Penerapan Ensemble Learning dengan Hard Voting untuk Klasifikasi Customer Churn
DOI:
https://doi.org/10.30812/corisindo.v1.5340Keywords:
customer churn, ensemble learning, hard voting classifier, random forest, SMOTE-TomekAbstract
Customer churn menjadi salah satu tantangan terbesar bagi perusahaan telekomunikasi karena berdampak langsung pada pendapatan dan keberlanjutan bisnis. Penelitian ini bertujuan untuk meningkatkan akurasi prediksi churn dengan mengembangkan model ensemble learning berbasis Hard Voting Classifier yang menggabungkan tiga algoritma berbeda, yaitu Naïve Bayes, Random Forest, dan Nearest Centroid. Dataset pelanggan yang digunakan mencakup informasi demografis, perilaku penggunaan layanan, dan status churn, yang kemudian diproses melalui tahapan pembersihan data, seleksi fitur, normalisasi, serta teknik resampling SMOTE-Tomek untuk menyeimbangkan distribusi kelas. Pemilihan fitur dilakukan dengan metode Information Gain dan analisis korelasi, sehingga hanya atribut yang relevan digunakan dalam pemodelan. Hasil pengujian menunjukkan bahwa Hard Voting Classifier mampu mencapai akurasi sebesar 90% dengan nilai recall untuk kelas churn sebesar 81%, lebih tinggi dibandingkan Random Forest (78%), meskipun akurasi Random Forest lebih tinggi (95%). Nilai precision untuk kelas non-churn juga meningkat hingga 97%, menandakan model ini efektif mengurangi kesalahan dalam memprediksi pelanggan tetap. Temuan ini membuktikan bahwa pendekatan ensemble learning dengan base learner heterogen dapat memadukan keunggulan masing-masing algoritma untuk meningkatkan deteksi churn. Meski demikian, performa Hard Voting masih bergantung pada kualitas masing-masing classifier, sehingga optimasi hyperparameter dan eksplorasi kombinasi model lain direkomendasikan untuk penelitian selanjutnya. Hasil penelitian ini diharapkan dapat membantu perusahaan merumuskan strategi retensi pelanggan yang lebih tepat sasaran dan berkelanjutan.
References
[1] S. Saleh and S. Saha, “Customer retention and churn prediction in the telecommunication industry: a case study on a Danish university,” SN Appl Sci, vol. 5, no. 7, p. 173, 2023.

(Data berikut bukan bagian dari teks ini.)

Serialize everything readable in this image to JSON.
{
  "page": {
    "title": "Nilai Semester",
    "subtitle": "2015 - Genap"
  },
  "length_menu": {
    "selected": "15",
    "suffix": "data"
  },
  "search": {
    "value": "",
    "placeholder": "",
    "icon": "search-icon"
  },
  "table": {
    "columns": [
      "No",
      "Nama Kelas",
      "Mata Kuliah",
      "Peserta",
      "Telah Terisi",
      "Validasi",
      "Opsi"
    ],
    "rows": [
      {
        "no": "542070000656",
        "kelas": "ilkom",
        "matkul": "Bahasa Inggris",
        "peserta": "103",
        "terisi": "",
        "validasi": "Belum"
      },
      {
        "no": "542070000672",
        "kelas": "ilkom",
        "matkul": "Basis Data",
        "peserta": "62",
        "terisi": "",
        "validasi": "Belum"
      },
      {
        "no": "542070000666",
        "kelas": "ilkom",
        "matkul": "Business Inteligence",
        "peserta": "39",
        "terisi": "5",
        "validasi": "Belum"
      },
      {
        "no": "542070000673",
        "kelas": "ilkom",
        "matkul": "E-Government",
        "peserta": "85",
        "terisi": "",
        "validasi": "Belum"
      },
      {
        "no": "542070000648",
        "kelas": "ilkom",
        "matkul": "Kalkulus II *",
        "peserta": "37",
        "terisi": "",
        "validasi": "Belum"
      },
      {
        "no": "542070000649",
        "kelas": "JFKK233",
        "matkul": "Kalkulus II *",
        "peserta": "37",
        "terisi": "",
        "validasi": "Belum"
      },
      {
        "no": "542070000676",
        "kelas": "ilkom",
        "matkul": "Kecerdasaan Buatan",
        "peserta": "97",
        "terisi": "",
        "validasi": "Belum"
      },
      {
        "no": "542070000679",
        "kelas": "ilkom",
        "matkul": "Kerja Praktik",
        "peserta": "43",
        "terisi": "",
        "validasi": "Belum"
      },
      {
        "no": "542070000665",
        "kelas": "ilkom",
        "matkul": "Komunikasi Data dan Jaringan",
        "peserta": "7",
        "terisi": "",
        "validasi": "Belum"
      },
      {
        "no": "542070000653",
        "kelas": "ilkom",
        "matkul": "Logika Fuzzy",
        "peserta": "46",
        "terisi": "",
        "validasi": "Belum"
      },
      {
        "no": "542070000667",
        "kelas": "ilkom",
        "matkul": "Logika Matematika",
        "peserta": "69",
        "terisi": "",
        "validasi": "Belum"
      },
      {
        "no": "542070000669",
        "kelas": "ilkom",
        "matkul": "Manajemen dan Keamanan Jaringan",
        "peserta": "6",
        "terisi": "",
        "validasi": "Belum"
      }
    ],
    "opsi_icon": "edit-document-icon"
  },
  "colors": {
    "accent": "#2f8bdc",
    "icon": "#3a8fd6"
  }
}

[2] O. Çelik and U. O. Osmanoglu, “Comparing to techniques used in customer churn analysis,” Journal of Multidisciplinary Developments, vol. 4, no. 1, pp. 30–38, 2019.
[3] A. Amin, A. Adnan, and S. Anwar, “An adaptive learning approach for customer churn prediction in the telecommunication industry using evolutionary computation and Naïve Bayes,” Appl Soft Comput, vol. 137, p. 110103, 2023, doi: https://doi.org/10.1016/j.asoc.2023.110103.
[4] M. K. Awang, M. Makhtar, N. Udin, and N. F. Mansor, “Improving customer churn classification with ensemble stacking method,” International Journal of Advanced Computer Science and Applications, vol. 12, no. 11, 2021.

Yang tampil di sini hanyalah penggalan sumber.